I’ve been doing recordings lately for bands that have both vocals and instruments. After the show I export the mix with both instrumental and vocal versions and I’m wondering if anyone has a good workflow for this? Right now I’m mostly just exporting the mix, then muting the vocal mic and exporting again and performing volume normalization as part of the export. I’ve also tried having a second bus with the vocalists mic and all the instruments on it and swapping between that and the main bus when doing the export, which works okay and lets me normalize volume separately for each bus, but only the master bus allows you to use the loudness analysis tools as far as I can see. I also sometimes use compression on the bus with all the instruments sidechained to the vocals to make them a tiny bit clearer, so that ends up having to be turned off as well before exporting the instrumental version.

Is there a better workflow I should be using for this? I’d love to be able to more easily mix both versions of the song a bit differently and/or not have to run the export twice, but it’s unclear to me how to come up with a workflow that works well for this or if that would even be desirable, maybe it’s easier just to have two separate projects using the same source files and re-do the mixing in each.

Thanks!

I’m just curious why you’d be needing or wanting two separate versions (i.e. the instrumental version, and the instrumental + vocals version?) in the first place? If these are live shows(?), and vocals were performed, don’t you just want to mix and then export all of what was performed? O___o What am I missing here? :melting_face:

Regardless:
You’re doing fine it sounds like. But work to set-up any side-chaining to effectively stop working as soon as the vocal track(s) is/are muted, so that bypassing plugins before export is a non-requirement.

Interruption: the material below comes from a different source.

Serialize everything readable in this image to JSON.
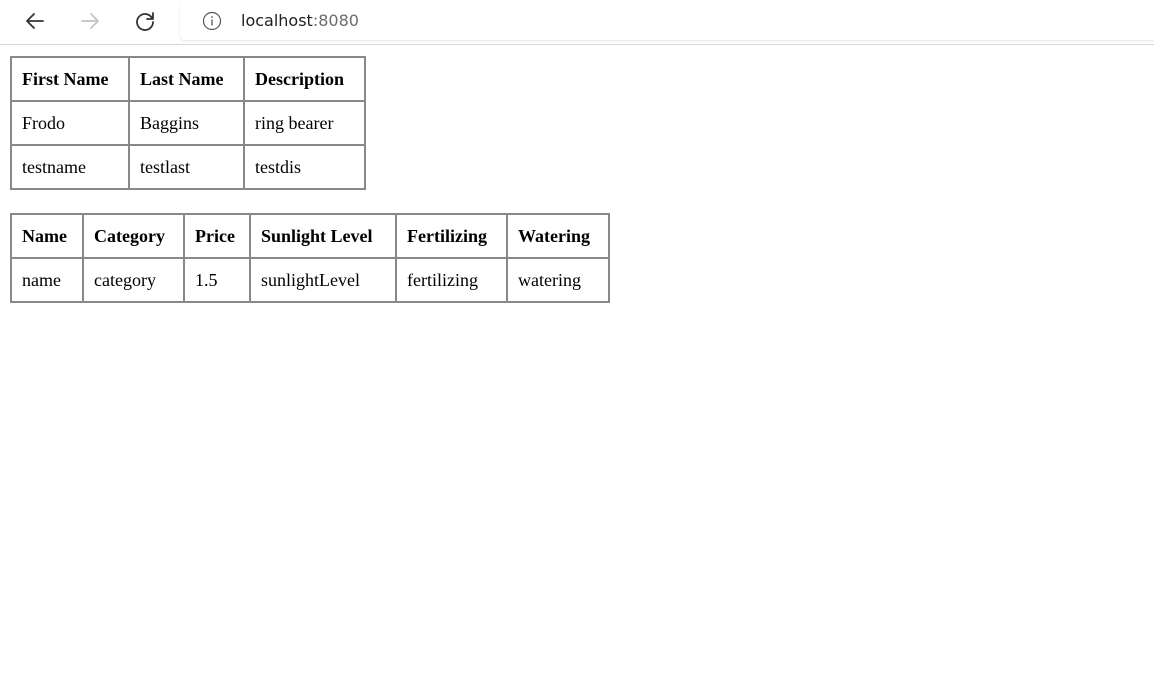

Words can be confusing though… A screenshot (or two) of your editor might help to easily depict what it is you’re doing exactly, and thus what might be easier. :man_shrugging: :grin:

-J

This is a type of folk music/dance with spoken word (or, more rarely, sung) vocals over the top. Some people just want the music, some want the music and the dance calls. Different people do it different ways, some CDs meant for practicing calling to come with the vocals in the left channel and the music as a mono track in the right channel, then you can pan to the right to get just the music (not ideal, but it’s how it’s done a lot, I prefer to just export two mixes and have 2 stereo versions of each track).

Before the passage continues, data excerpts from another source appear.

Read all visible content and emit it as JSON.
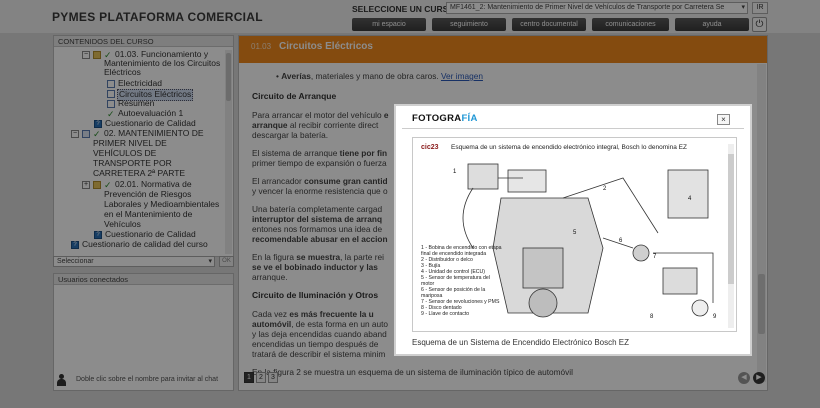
{
  "header": {
    "brand": "PYMES PLATAFORMA COMERCIAL",
    "course_label": "SELECCIONE UN CURSO:",
    "course_value": "MF1461_2: Mantenimiento de Primer Nivel de Vehículos de Transporte por Carretera Se",
    "go_label": "IR",
    "nav": [
      "mi espacio",
      "seguimiento",
      "centro documental",
      "comunicaciones",
      "ayuda"
    ]
  },
  "sidebar": {
    "title": "CONTENIDOS DEL CURSO",
    "tree": [
      "01.03. Funcionamiento y",
      "Mantenimiento de los Circuitos",
      "Eléctricos",
      "Electricidad",
      "Circuitos Eléctricos",
      "Resumen",
      "Autoevaluación 1",
      "Cuestionario de Calidad",
      "02. MANTENIMIENTO DE",
      "PRIMER NIVEL DE",
      "VEHÍCULOS DE",
      "TRANSPORTE POR",
      "CARRETERA 2ª PARTE",
      "02.01. Normativa de",
      "Prevención de Riesgos",
      "Laborales y Medioambientales",
      "en el Mantenimiento de",
      "Vehículos",
      "Cuestionario de Calidad",
      "Cuestionario de calidad del curso"
    ],
    "select_label": "Seleccionar",
    "ok_label": "OK",
    "users_title": "Usuarios conectados",
    "chat_hint": "Doble clic sobre el nombre para invitar al chat"
  },
  "content": {
    "section_num": "01.03",
    "section_title": "Circuitos Eléctricos",
    "bullet_bold": "Averías",
    "bullet_rest": ", materiales y mano de obra caros.",
    "bullet_link": "Ver imagen",
    "h_arranque": "Circuito de Arranque",
    "p1a": "Para arrancar el motor del vehículo ",
    "p1b": "e",
    "p2a": "arranque",
    "p2b": " al recibir corriente direct",
    "p3": "descargar la batería.",
    "p4a": "El sistema de arranque ",
    "p4b": "tiene por fin",
    "p5": "primer tiempo de expansión o fuerza",
    "p6a": "El arrancador ",
    "p6b": "consume gran cantid",
    "p7": "y vencer la enorme resistencia que o",
    "p8": "Una batería completamente cargad",
    "p9a": "interruptor del sistema de arranq",
    "p10": "entones nos formamos una idea de ",
    "p11": "recomendable abusar en el accion",
    "p12a": "En la figura ",
    "p12b": "se muestra",
    "p12c": ", la parte rei",
    "p13": "se ve el bobinado inductor y las",
    "p14": "arranque.",
    "h_ilum": "Circuito de Iluminación y Otros",
    "p15a": "Cada vez ",
    "p15b": "es más frecuente la u",
    "p16a": "automóvil",
    "p16b": ", de esta forma en un auto",
    "p17": "y las deja encendidas cuando aband",
    "p18": "encendidas un tiempo después de",
    "p19": "tratará de describir el sistema minim",
    "p20": "En la figura 2 se muestra un esquema de un sistema de iluminación típico de automóvil",
    "pages": [
      "1",
      "2",
      "3"
    ]
  },
  "modal": {
    "logo_a": "FOTOGRA",
    "logo_b": "FÍA",
    "close": "×",
    "fig_tag": "cic23",
    "fig_title": "Esquema de un sistema de encendido electrónico integral, Bosch lo denomina EZ",
    "legend": [
      "1 - Bobina de encendido con etapa",
      "     final de encendido integrada",
      "2 - Distribuidor o delco",
      "3 - Bujía",
      "4 - Unidad de control (ECU)",
      "5 - Sensor de temperatura del",
      "     motor",
      "6 - Sensor de posición de la",
      "     mariposa",
      "7 - Sensor de revoluciones y PMS",
      "8 - Disco dentado",
      "9 - Llave de contacto"
    ],
    "caption": "Esquema de un Sistema de Encendido Electrónico Bosch EZ"
  },
  "colors": {
    "accent": "#f0891c",
    "link": "#2a59b8",
    "logo_accent": "#1f97d6"
  }
}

Yah, it technically works, it’s just a pain.

That would be helpful, but I’m not aware of any mechanism that would make that possible? Or maybe it already happens, I don’t actually know where in the chain the mute button sits but if the sidechain channel were after that I guess it would automatically do this and I wouldn’t have to worry about it. I’ll experiment when I’m next at my workstation, maybe just moving the sidechannel post-fader will fix this, that would certainly be nice to have one less thing to turn off!

I wasn’t able to figure out how to get a screenshot, Flameshot complains that some long service name is broken and others I tried (mate-panel-screenshot, gnome-screenshot, xfce-screenshot) show the screenshot but then freeze the moment you hit save and never save it. Unsure what that’s about.

To explain in more depth I normally record the session as one long track with separate caller and instrument mics. I normally add a send to the caller mic and then add a tiny bit of compression to whatever bus all the instruments go to (or to the instrument track if there is only a single instrument) with the microphone send into the sidechain channel. Then I put range markers for each track and in the export dialog I export all the ranges as separate files. I then mute the mic (and turn off the ACE Compressor on the instruments) and do the export again. This gets me both files, but isn’t super flexible (ie. I couldn’t have different mixing settings or normalization settings easily for the version with and without vocals) and is tedious.